Ветлугин уже ждал его на просторных ступенях Военно-морского музея.

– Как вы себя чувствуете, Федор Андреевич? – отчего-то сразу спросил он.

– Хорошо, Виктор, очень хорошо, – твердо отвечал Взоров.

III

Джон и Эвелин Дарлингтон с искренней радостью встретили Взорова.

– Что с тобой случилось, Федор? – сразу же обеспокоенно спросила Эвелин.

– Немного прихватило сердце, но все уже прошло, – небрежно махнул он рукой.

– Выглядишь ты усталым, – не согласилась она, зорко и по-медицински профессионально всматриваясь в него. – Может быть, пригласить нашего доктора? Он живет совсем рядом.
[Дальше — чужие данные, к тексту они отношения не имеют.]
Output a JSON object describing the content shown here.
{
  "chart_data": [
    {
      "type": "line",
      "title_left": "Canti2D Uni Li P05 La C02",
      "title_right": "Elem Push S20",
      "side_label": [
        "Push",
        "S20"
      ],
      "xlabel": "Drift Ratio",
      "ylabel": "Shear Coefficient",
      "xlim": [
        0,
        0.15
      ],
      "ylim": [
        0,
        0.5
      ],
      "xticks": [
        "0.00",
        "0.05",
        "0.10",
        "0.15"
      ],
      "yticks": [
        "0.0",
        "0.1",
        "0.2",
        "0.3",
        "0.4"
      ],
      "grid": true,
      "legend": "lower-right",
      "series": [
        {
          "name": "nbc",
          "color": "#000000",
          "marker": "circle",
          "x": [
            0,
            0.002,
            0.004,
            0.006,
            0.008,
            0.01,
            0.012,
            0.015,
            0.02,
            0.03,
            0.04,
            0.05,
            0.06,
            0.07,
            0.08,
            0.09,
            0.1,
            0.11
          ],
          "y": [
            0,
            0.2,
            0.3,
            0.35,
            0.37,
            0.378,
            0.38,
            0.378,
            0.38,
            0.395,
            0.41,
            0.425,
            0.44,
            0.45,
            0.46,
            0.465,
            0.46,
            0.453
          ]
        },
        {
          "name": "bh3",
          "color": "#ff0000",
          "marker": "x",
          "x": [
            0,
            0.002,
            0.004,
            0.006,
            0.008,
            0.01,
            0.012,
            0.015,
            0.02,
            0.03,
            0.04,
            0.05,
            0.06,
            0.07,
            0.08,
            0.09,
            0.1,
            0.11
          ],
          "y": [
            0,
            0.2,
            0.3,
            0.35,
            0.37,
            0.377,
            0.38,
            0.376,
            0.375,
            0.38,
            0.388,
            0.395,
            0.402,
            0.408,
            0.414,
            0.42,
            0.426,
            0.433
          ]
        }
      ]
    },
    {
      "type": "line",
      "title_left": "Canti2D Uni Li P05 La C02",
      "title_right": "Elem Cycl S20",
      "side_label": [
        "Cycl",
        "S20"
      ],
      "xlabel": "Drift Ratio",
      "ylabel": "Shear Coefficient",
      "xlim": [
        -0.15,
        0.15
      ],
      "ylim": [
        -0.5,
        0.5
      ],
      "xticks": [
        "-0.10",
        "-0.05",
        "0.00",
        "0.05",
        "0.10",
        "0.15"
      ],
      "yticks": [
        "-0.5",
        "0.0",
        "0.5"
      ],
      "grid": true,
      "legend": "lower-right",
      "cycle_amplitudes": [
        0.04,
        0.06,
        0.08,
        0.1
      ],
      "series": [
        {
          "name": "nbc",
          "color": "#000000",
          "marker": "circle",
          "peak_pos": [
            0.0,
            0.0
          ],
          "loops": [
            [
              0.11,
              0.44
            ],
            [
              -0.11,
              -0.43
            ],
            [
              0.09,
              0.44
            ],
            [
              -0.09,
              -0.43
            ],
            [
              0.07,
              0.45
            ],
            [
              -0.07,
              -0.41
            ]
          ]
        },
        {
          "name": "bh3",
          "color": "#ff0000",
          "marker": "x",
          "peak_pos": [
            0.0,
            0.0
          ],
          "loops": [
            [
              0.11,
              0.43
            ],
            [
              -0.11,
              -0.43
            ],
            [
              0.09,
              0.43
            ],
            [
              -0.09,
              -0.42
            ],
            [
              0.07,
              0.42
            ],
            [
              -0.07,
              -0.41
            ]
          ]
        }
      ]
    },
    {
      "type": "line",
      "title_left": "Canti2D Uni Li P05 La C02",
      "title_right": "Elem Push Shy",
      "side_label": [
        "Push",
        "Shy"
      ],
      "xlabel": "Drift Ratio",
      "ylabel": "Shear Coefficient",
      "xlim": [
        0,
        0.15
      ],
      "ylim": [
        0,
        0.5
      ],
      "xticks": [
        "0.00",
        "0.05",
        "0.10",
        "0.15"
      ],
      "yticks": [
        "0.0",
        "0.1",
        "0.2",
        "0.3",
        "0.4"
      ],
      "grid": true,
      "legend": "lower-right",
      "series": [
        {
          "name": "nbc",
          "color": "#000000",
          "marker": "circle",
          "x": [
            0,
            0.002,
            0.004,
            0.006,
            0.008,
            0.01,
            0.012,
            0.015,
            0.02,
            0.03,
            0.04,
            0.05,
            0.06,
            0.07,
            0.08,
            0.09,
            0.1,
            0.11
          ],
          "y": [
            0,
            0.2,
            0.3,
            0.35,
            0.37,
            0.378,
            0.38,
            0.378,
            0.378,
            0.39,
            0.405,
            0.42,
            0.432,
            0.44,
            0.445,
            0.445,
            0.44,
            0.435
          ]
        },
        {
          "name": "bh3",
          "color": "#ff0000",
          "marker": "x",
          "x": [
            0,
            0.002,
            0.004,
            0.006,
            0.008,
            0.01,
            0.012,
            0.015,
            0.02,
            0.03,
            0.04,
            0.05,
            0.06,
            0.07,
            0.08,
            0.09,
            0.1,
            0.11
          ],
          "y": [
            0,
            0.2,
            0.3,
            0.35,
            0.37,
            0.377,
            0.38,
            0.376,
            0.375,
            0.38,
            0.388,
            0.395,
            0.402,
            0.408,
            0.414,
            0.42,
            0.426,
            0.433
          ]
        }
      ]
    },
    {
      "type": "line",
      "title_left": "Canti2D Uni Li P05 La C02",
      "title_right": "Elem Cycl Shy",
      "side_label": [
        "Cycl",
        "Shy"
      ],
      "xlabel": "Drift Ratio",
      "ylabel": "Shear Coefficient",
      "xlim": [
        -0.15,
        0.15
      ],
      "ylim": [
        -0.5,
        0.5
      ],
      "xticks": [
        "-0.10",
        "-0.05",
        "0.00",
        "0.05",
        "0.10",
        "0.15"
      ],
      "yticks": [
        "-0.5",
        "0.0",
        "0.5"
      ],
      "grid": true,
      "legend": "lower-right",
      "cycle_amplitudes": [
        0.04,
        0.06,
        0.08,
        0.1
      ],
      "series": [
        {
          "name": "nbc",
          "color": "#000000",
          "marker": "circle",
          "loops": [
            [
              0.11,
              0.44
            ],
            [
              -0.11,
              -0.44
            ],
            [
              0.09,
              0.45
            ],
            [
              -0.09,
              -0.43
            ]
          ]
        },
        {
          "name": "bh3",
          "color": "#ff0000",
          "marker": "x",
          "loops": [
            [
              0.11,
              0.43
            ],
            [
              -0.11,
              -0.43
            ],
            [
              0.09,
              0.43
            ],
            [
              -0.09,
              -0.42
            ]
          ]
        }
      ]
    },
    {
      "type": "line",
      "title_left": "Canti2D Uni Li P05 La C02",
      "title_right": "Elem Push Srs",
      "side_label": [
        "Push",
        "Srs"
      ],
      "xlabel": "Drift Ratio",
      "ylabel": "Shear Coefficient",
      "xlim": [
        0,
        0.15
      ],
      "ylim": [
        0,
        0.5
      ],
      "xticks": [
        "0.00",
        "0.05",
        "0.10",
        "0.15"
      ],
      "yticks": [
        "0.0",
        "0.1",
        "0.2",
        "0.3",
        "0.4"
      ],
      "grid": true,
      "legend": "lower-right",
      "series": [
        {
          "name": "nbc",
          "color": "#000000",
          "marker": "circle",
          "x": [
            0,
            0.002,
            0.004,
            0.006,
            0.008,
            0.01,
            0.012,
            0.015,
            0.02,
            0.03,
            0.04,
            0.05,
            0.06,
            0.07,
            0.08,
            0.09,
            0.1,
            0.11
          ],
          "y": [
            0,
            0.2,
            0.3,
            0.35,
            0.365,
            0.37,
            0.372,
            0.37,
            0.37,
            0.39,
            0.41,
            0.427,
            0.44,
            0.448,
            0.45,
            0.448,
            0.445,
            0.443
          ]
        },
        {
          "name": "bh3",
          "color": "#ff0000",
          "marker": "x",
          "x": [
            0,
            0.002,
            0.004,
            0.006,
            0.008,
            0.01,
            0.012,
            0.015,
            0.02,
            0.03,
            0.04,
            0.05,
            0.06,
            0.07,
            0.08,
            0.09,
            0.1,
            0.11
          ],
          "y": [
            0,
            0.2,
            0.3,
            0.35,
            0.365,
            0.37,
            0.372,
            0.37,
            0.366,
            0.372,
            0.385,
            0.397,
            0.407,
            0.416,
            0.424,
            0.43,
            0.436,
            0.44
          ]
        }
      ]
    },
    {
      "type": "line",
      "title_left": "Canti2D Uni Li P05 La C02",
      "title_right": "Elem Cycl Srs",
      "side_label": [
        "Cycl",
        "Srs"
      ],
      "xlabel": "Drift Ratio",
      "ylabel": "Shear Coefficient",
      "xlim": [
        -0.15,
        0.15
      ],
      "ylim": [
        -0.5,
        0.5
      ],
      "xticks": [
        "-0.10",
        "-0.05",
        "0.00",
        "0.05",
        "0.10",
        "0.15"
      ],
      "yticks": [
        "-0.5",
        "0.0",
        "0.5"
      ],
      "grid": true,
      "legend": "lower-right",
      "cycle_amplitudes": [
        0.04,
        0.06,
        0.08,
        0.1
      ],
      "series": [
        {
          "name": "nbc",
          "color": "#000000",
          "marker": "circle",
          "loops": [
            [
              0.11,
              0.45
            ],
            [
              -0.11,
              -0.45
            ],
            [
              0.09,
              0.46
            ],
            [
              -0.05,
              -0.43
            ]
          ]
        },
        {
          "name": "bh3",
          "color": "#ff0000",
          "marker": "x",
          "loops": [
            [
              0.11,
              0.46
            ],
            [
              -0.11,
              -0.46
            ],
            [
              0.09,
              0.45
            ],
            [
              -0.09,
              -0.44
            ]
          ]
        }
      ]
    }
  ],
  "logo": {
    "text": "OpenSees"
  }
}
– Ни в коем случае! – сразу, даже резко отринул он ее заботу. И смягчился: – Пожалуйста, Эвелин, не беспокойся. Я терпеть не могу докторов.

– Ты как Джон, – несколько вынужденно улыбнулась она, но глаза оставались беспокойными. – Тоже не может их терпеть. Будто они только для того и существуют, чтобы доставлять неприятности.

– Вот именно! – воскликнул весело Дарлингтон и поднял вверх указующий палец. – Смотри, какой он молодец! Не то что я, твой старый петух.

– Действительно петух! Тебе бы только прокукарекать, – с нежной ворчливостью заметила она. – Ну ладно, решайте мировые проблемы, а меня ждет кухня.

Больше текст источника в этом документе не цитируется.